Jenny Davidson

UNITED STATES
Columbia University
2018/2019

For the Love of Broken Things: My Father, Edward Gibbon and the Ruins of Rome

It was in the eighteenth century that historians first fell in love with the idea that one of the best ways of understanding the past would involve studying its broken remnants. Ruins and fragments, monuments and traces: a fascination with broken things has much to do with how Edward Gibbon came to write his magisterial History of the Decline and Fall of the Roman Empire. My book will interweave that story, including the arc of loss and near-magical compensation by which Gibbon was able to transform his own difficult relationship with his father into fuel for the passionate pursuit of knowledge, with the story of my own father’s transformation late in life from a mostly broken person with a costly affinity for broken things to someone redeemed by his full embrace of the same hunger for knowledge of the world and how it works that drove Gibbon.

Jenny Davidson is Professor of English and Comparative Literature at Columbia University.
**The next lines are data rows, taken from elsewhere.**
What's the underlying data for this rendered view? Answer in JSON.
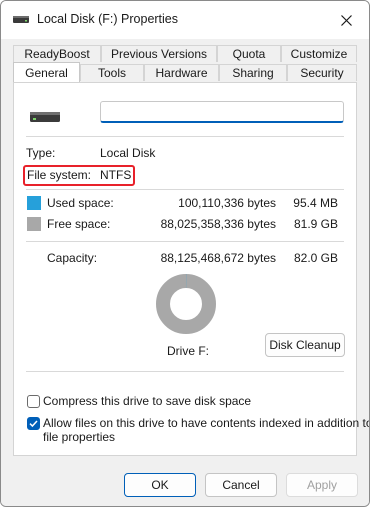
{
  "window": {
    "title": "Local Disk (F:) Properties",
    "accent_color": "#005fb8",
    "highlight_color": "#e8212a"
  },
  "tabs": {
    "row1": [
      "ReadyBoost",
      "Previous Versions",
      "Quota",
      "Customize"
    ],
    "row2": [
      "General",
      "Tools",
      "Hardware",
      "Sharing",
      "Security"
    ],
    "active": "General"
  },
  "general": {
    "name_value": "",
    "type_label": "Type:",
    "type_value": "Local Disk",
    "fs_label": "File system:",
    "fs_value": "NTFS",
    "used_label": "Used space:",
    "used_bytes": "100,110,336 bytes",
    "used_human": "95.4 MB",
    "used_color": "#26a0da",
    "free_label": "Free space:",
    "free_bytes": "88,025,358,336 bytes",
    "free_human": "81.9 GB",
    "free_color": "#a8a8a8",
    "capacity_label": "Capacity:",
    "capacity_bytes": "88,125,468,672 bytes",
    "capacity_human": "82.0 GB",
    "used_fraction": 0.0011,
    "drive_label": "Drive F:",
    "cleanup_label": "Disk Cleanup",
    "compress_label": "Compress this drive to save disk space",
    "compress_checked": false,
    "index_label_line1": "Allow files on this drive to have contents indexed in addition to",
    "index_label_line2": "file properties",
    "index_checked": true
  },
  "footer": {
    "ok": "OK",
    "cancel": "Cancel",
    "apply": "Apply"
  },
  "icons": {
    "title": "drive-icon",
    "close": "close-icon",
    "drive": "hard-drive-icon",
    "check": "checkmark-icon"
  }
}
She has published eight books, four novels and four works of literary criticism (the most recent is Reading Jane Austen, for the Cambridge University Press series Reading Writers and their Work). Distinctions include a Guggenheim Fellowship and Columbia’s Mark Van Doren teaching award. She is currently at work on a book about how the historian Edward Gibbon came to write The History of the Decline and Fall of the Roman Empire.